I've never really been a news junkie or a political junkie.  My Uncle Sam used to go to the corner store every Sunday morning and purchase all the New York newspapers except The Times, which he would replace with the National Enquirer.  There were multiple daily papers in those days, all but two folded.  As I moved on to college, The Times could be purchased from a dispenser.  Philadelphia had the Inquirer in the morning and the Bulletin in the evening.  I preferred the Bulletin, of blessed memory.  Once I graduated, I rarely read the paper and really never became a great devotee of Sunday morning's talking heads, though I learned to Washington Week in Review.  I much preferred magazines, some by subscription, some in libraries.

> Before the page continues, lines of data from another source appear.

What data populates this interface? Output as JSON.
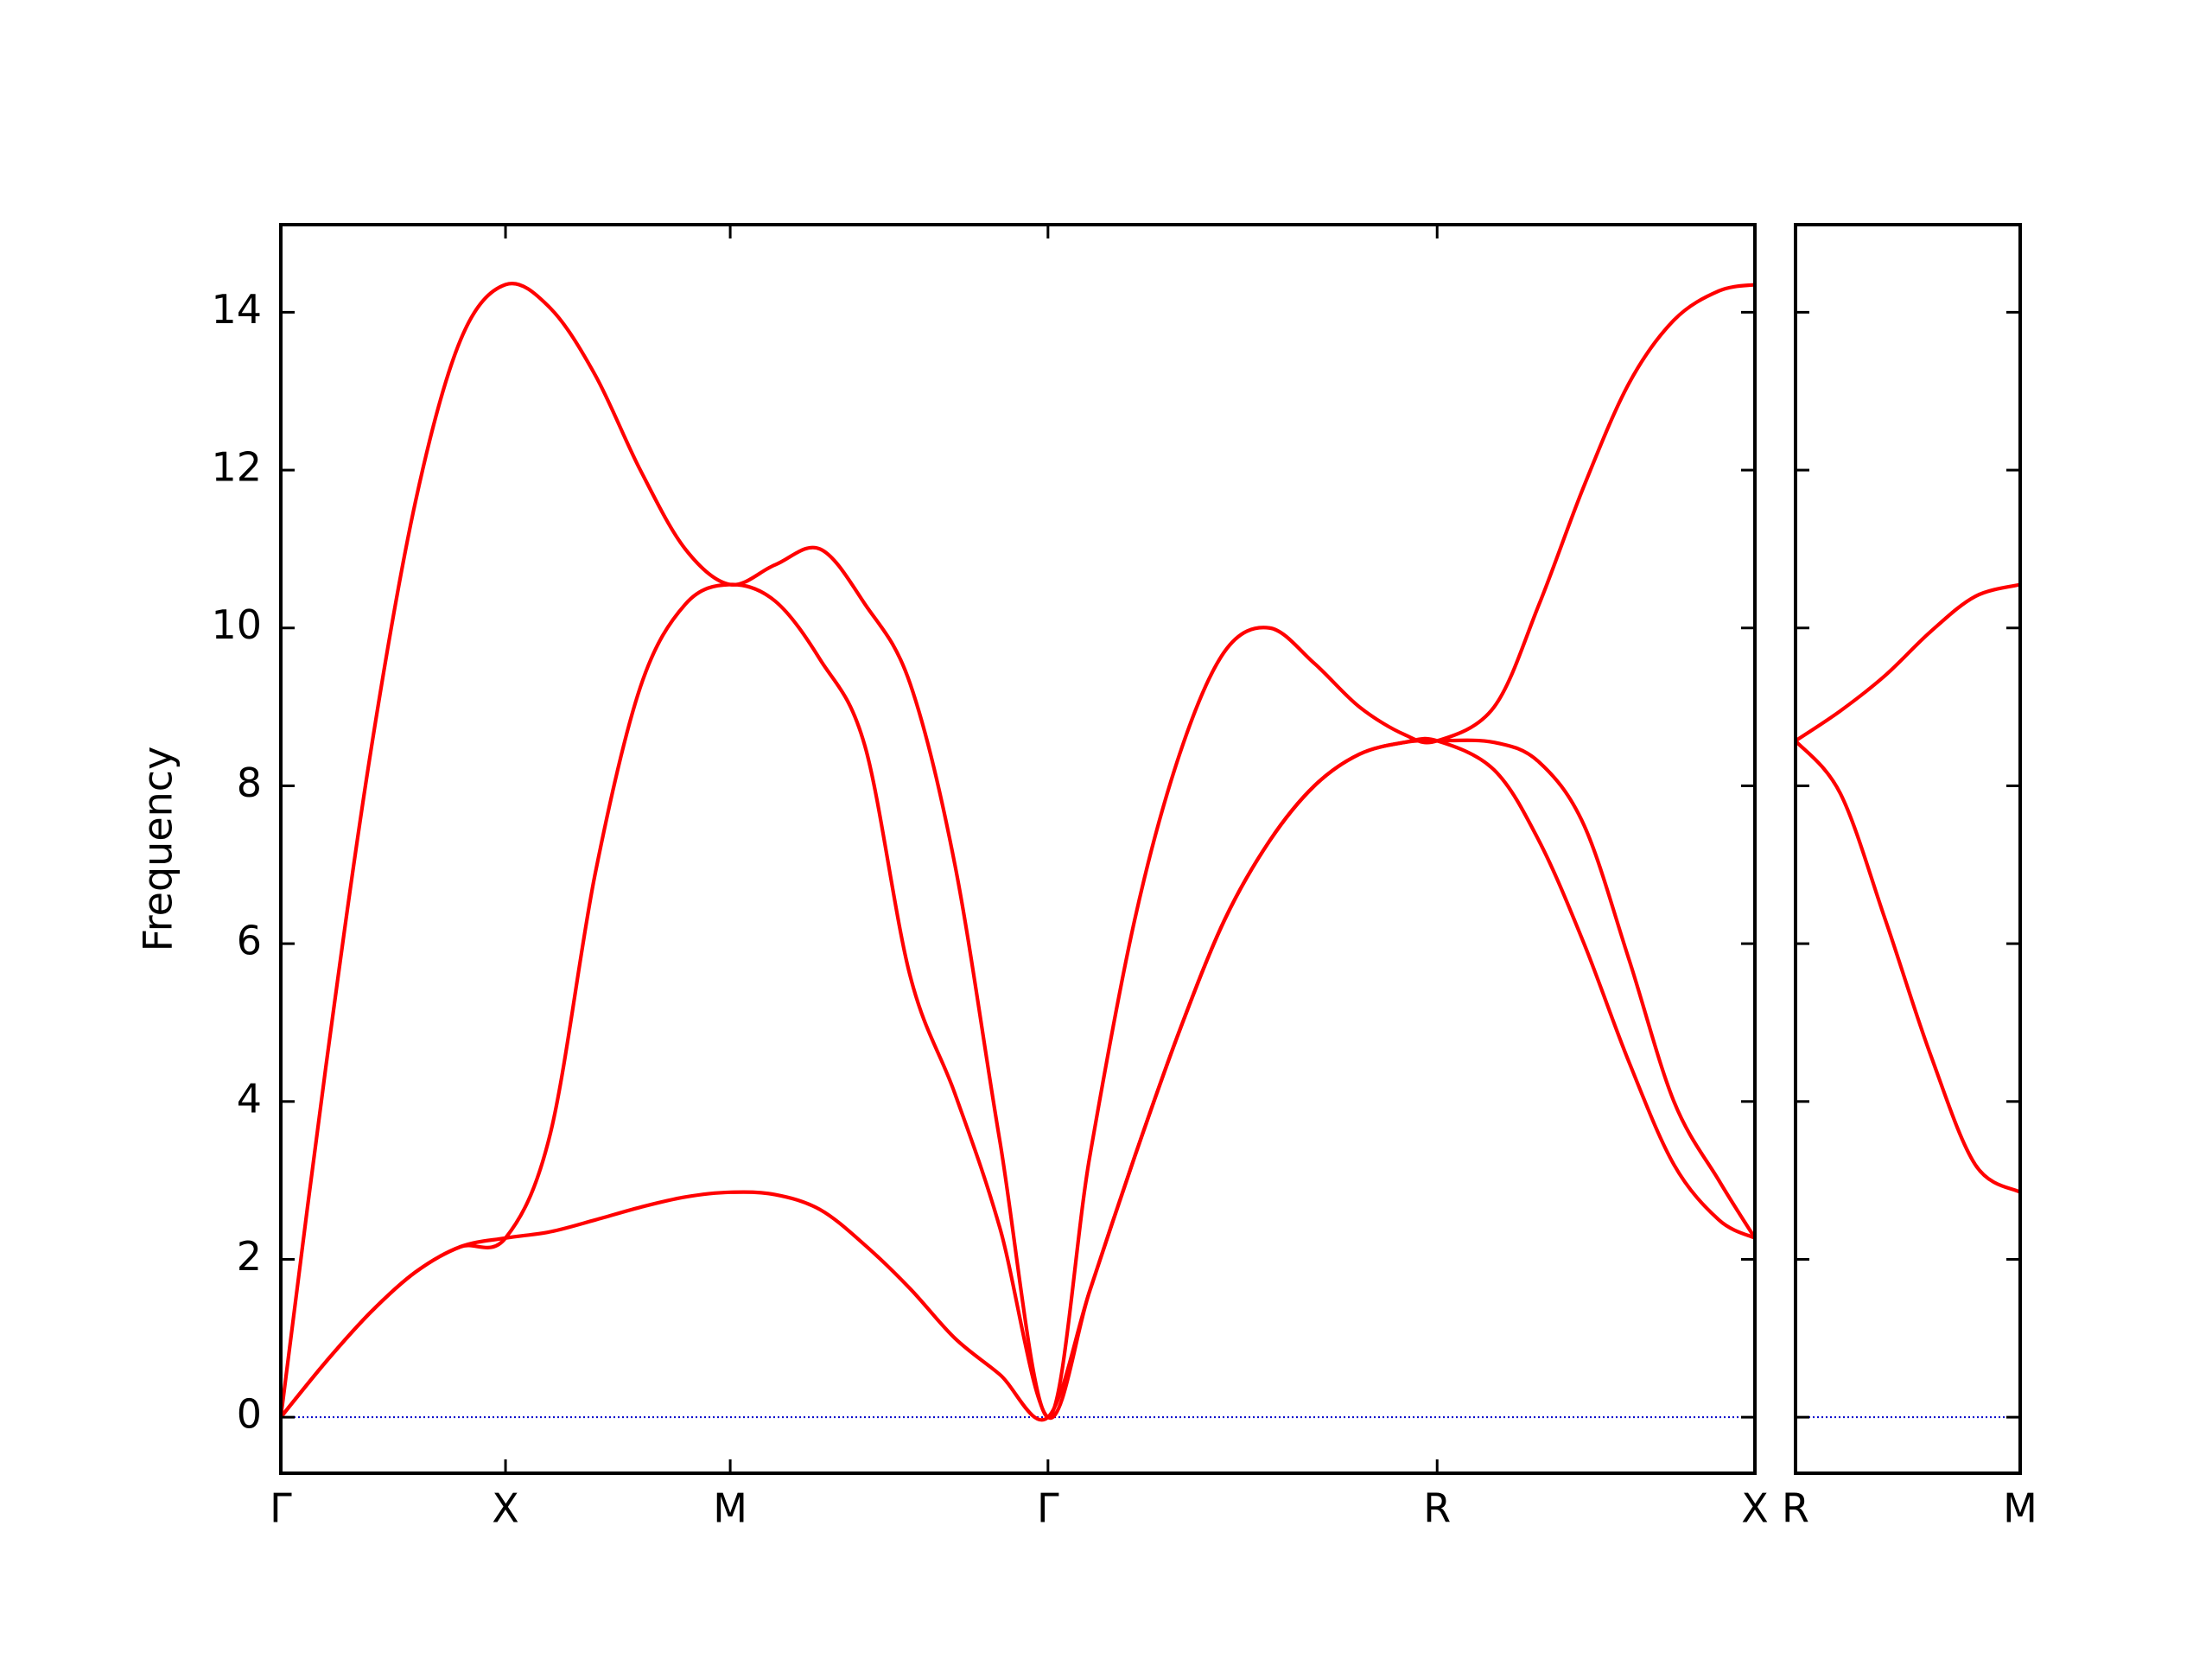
{
  "chart_data": [
    {
      "type": "line",
      "ylabel": "Frequency",
      "x": [
        0,
        0.1,
        0.2,
        0.3,
        0.4,
        0.5,
        0.6,
        0.7,
        0.8,
        0.9,
        1.0,
        1.1,
        1.2,
        1.3,
        1.4,
        1.5,
        1.6,
        1.7071,
        1.8,
        1.9,
        2.0,
        2.1,
        2.2,
        2.3,
        2.4,
        2.5,
        2.5731,
        2.7,
        2.8,
        2.9,
        3.0,
        3.1,
        3.2,
        3.2802
      ],
      "series": [
        {
          "color": "#ff0000",
          "values": [
            0,
            0.7,
            1.33,
            1.84,
            2.16,
            2.27,
            2.35,
            2.5,
            2.66,
            2.79,
            2.85,
            2.82,
            2.63,
            2.18,
            1.63,
            1.0,
            0.54,
            0,
            1.6,
            3.3,
            4.9,
            6.3,
            7.3,
            8.0,
            8.4,
            8.55,
            8.57,
            8.2,
            7.3,
            6.0,
            4.5,
            3.2,
            2.5,
            2.27
          ]
        },
        {
          "color": "#ff0000",
          "values": [
            0,
            0.7,
            1.33,
            1.84,
            2.16,
            2.27,
            3.6,
            6.9,
            9.25,
            10.3,
            10.55,
            10.34,
            9.6,
            8.5,
            5.6,
            4.1,
            2.4,
            0,
            1.6,
            3.3,
            4.9,
            6.3,
            7.3,
            8.0,
            8.4,
            8.55,
            8.57,
            8.55,
            8.3,
            7.5,
            5.8,
            4.0,
            3.0,
            2.27
          ]
        },
        {
          "color": "#ff0000",
          "values": [
            0,
            4.43,
            8.43,
            11.61,
            13.65,
            14.35,
            14.05,
            13.2,
            12.0,
            11.0,
            10.55,
            10.8,
            11.0,
            10.3,
            9.3,
            7.0,
            3.5,
            0,
            3.3,
            6.3,
            8.4,
            9.7,
            10.0,
            9.55,
            9.0,
            8.65,
            8.57,
            9.0,
            10.3,
            11.8,
            13.1,
            13.9,
            14.27,
            14.35
          ]
        }
      ],
      "xlim": [
        0,
        3.2802
      ],
      "xticks": [
        {
          "value": 0,
          "label": "Γ"
        },
        {
          "value": 0.5,
          "label": "X"
        },
        {
          "value": 1.0,
          "label": "M"
        },
        {
          "value": 1.7071,
          "label": "Γ"
        },
        {
          "value": 2.5731,
          "label": "R"
        },
        {
          "value": 3.2802,
          "label": "X"
        }
      ],
      "ylim": [
        -0.71,
        15.11
      ],
      "yticks": [
        0,
        2,
        4,
        6,
        8,
        10,
        12,
        14
      ],
      "show_ytick_labels": true,
      "zero_line_color": "#0000cc"
    },
    {
      "type": "line",
      "x": [
        0,
        0.1,
        0.2,
        0.3,
        0.4,
        0.5
      ],
      "series": [
        {
          "color": "#ff0000",
          "values": [
            8.57,
            7.9,
            6.3,
            4.6,
            3.2,
            2.85
          ]
        },
        {
          "color": "#ff0000",
          "values": [
            8.57,
            8.95,
            9.4,
            9.95,
            10.4,
            10.55
          ]
        }
      ],
      "xlim": [
        0,
        0.5
      ],
      "xticks": [
        {
          "value": 0,
          "label": "R"
        },
        {
          "value": 0.5,
          "label": "M"
        }
      ],
      "ylim": [
        -0.71,
        15.11
      ],
      "yticks": [
        0,
        2,
        4,
        6,
        8,
        10,
        12,
        14
      ],
      "show_ytick_labels": false,
      "zero_line_color": "#0000cc"
    }
  ]
}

CNN became a novelty once I got cable.  The novelty wore off as the stories became more sensationalized for capturing market share.  As our political process became more toxic and the sources mostly linked to agendas, I've largely not watched anything that I could predict accurately without watching it, which is most things these days.

There is misinformed and there is uniformed.  I'm probably neither.  I protect what I access but I access some things.  Cyberspace being what it is, most comes to me passively in small bites as a news feed each time I try to see who is mad at me on e-mail.

While I am pretty amenable to what people try to tell me, some screening goes on based on source.  Washington Post, Wall Street Journal, and NY Times get shoved aside, usually without looking at the title.  There is nothing editorially objectionable about these but they want my money more than they want my intellect.  I cannot read them without a subscription.  Off they go.

Fox News will let me read anything.  Once an entity establishes itself as offensive, even thrives that way as part of the business plan, even the sports scores and recipes and travel advice go unopened, with that notice slid into my electronic wastebasket.

That leaves me with a lot of stuff to open.  Science from science publications, I like recipes adaptable to Kosher, I watch and read about sports in a limited way, I know where conflicts are, and I can figure out which public figures, political or starlets, are far afield from what I aspire for myself or my children.  I remain adequately informed, and without the sources that think I am either too much of peasant to engage for a price or too stupid to understand when I am being manipulated as part of the business model, I have more good stuff to read and think about than I can realistically engage.